The Metal–Insulator Transition in Vanadium Oxide Nanofilms Enables Microkelvin-Resolution Thermometry
Yuxuan Luan, Shen Yan, Kanishka Panda, Ayan Majumder, Jian Guan, Rohith Mittapally, Edgar Meyhöfer, Pramod Reddy
Abstract
High-resolution thermometry is critical for probing nanoscale energy transport. Here, we demonstrate how high-resolution thermometry can be accomplished using vanadium oxide (VO x ), which features a sizable temperature-dependence of its resistance at room temperature and an even stronger dependence at its metal–insulator-transition (MIT) temperature.
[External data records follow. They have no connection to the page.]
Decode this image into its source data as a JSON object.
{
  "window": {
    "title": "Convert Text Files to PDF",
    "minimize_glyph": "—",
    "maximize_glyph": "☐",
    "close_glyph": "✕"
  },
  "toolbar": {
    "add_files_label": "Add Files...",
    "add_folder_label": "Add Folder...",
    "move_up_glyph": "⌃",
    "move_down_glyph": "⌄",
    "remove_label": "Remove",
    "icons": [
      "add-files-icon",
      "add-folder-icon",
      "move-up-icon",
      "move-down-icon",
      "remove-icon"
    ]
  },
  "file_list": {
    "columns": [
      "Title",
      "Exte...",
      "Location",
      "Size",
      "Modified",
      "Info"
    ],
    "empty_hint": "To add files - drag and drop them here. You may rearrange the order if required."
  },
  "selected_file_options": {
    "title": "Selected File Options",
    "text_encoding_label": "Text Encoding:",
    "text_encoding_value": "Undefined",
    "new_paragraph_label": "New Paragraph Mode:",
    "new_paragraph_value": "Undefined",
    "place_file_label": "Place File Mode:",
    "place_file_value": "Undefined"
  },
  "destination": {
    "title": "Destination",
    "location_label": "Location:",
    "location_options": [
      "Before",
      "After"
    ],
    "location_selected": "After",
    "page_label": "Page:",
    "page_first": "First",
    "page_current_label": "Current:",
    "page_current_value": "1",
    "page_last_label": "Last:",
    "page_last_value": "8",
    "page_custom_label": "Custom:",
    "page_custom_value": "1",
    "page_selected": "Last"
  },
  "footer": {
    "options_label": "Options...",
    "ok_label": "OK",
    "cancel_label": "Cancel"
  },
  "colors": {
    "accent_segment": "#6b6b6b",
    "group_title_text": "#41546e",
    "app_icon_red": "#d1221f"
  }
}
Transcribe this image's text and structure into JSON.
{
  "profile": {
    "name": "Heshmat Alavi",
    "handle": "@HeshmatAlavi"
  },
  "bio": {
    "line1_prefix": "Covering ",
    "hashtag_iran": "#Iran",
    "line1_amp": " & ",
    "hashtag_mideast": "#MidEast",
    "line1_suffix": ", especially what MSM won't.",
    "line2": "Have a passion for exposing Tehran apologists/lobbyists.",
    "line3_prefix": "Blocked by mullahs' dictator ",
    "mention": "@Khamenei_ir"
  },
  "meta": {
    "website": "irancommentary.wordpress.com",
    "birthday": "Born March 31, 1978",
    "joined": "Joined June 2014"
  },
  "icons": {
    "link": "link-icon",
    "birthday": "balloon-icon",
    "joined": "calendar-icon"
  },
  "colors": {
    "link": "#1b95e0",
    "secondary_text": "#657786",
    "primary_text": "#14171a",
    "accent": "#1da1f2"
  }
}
We microfabricate VO x nanofilm-based electrical resistance thermometers that undergo a metal–insulator-transition at ∼337 K and systematically quantify their temperature-dependent resistance, noise characteristics, and temperature resolution. We show that VO x sensors can achieve, in a bandwidth of ∼16 mHz, a temperature resolution of ∼5 μK at room temperature (∼300 K) and a temperature resolution of ∼1 μK at the MIT (∼337 K) when the amplitude of temperature perturbations is in the microkelvin range, which, in contrast to larger perturbations, is found to avoid hysteric resistance responses. These results demonstrate that VO x -based thermometers offer a ∼10–50-fold improvement in resolution over widely used Pt-based thermometers.